Multiple-party AccountsProtection of Financial Institution
Section § 5401
This law allows banks to handle multiple-party accounts (where more than one person can access the account) just like single-party accounts. Any of the account holders or their agents can access the account unless the account terms say otherwise. If the account terms specify, more than one party may be needed to approve withdrawals, both while all account holders are alive and after any have passed away. However, this doesn't prevent the last survivor from accessing the remaining funds.
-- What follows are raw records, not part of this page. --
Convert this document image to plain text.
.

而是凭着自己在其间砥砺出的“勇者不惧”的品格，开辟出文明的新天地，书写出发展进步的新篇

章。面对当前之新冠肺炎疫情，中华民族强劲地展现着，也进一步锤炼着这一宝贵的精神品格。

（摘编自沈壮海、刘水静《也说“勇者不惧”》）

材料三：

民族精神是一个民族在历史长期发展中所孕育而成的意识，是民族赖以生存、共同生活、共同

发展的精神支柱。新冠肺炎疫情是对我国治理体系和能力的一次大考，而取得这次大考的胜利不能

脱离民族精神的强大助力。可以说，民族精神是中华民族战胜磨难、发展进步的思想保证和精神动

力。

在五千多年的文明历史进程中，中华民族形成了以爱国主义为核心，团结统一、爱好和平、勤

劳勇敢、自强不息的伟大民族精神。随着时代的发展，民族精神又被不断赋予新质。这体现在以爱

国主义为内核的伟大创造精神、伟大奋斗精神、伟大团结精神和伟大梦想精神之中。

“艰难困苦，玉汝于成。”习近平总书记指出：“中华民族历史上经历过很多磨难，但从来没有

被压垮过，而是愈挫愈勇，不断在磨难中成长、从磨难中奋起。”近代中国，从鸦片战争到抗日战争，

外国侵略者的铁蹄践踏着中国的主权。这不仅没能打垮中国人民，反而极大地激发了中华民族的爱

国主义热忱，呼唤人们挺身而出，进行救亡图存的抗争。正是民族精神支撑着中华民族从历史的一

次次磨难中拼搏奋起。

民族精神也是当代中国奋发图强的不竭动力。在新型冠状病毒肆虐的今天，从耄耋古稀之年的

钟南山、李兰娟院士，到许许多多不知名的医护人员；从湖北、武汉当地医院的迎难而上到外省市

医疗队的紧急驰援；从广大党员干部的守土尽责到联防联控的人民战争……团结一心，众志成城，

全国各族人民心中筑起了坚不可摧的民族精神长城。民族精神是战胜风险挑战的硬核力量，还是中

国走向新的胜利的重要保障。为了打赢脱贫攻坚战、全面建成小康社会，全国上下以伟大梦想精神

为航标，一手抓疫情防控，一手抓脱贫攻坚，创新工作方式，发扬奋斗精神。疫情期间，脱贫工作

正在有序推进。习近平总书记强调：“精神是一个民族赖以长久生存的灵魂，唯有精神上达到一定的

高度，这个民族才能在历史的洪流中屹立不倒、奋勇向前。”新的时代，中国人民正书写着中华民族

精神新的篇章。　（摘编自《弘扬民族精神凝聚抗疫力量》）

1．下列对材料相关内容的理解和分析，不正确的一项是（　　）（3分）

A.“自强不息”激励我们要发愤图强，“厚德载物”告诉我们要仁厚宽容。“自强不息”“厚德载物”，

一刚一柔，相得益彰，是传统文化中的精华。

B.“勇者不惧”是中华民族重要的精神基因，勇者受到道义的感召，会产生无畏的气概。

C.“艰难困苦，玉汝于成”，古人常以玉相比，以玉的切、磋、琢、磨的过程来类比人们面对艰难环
Banks do not need to check who's putting money into or taking money out of these accounts, determine who contributed what, or limit access based on contributions. Additionally, the funds in these accounts can still be subject to claims or holdbacks like debts or liens unless otherwise agreed in writing.
Section § 5402
If you have a joint account, any of the account holders can withdraw money from it, no matter if the others are unable to or have passed away. However, if someone has died, their representative or heirs can't get money from the account unless they show proof that the deceased was the last living account holder. This rule changes if the account terms don't include the right of survivorship.
Section § 5403
This law explains who can receive money from a "Payable on Death" (P.O.D.) account, and under what circumstances. Any original person listed on the account can access it as agreed. If a P.O.D. payee has died, their heirs or personal representative can claim the funds if they prove the payee outlived all other original account holders. Similarly, if an original account holder dies, their heirs or personal representative can claim the funds with proof that they outlived everyone else named on the account.
Section § 5404
A Totten trust account can be paid out to the trustee upon request, as long as it follows the account's terms. If the trustee dies, the bank can pay out the funds to the trustee's personal representative or heirs, but only if no written notice has been received stating that the beneficiary's interest is not dependent on outliving the trustee. This payment is possible if the deceased trustee was the last surviving person on the account. Similarly, if a beneficiary dies, the funds can be paid to the beneficiary or their heirs, provided evidence shows the beneficiary outlived all the trustees.
Section § 5405
This law explains that when a bank makes payments according to certain sections (5401 to 5404), it's protected from claims about those payments, even if there are disputes about who really owns the money in the account. However, this protection doesn't apply if the bank has been served with a court order stopping payments.
If a bank receives written notice that withdrawals shouldn’t be allowed without more than one signature, it must follow those instructions until ownership rights are settled. The bank is not responsible for following these instructions. Lastly, this law doesn’t affect disputes between account holders over ownership and works along with other legal protections for banks.
Section § 5406
This law explains that if a bank account is labeled as a Totten trust account, the rules for Totten trusts will apply. This is true even if it's named as a trustee account for someone else, unless the bank has been given written notice that it is not actually a Totten trust.
Section § 5407
This law explains how financial institutions should handle payments to minors in California.
If a minor is on a joint account, they or someone they authorize can receive payments, making it legal for the bank to release the funds.
However, if the minor is getting paid because they are named as a pay-on-death beneficiary or in a Totten trust, other rules apply. In these cases, payments must be handled under the California Uniform Transfers to Minors Act or other specific laws.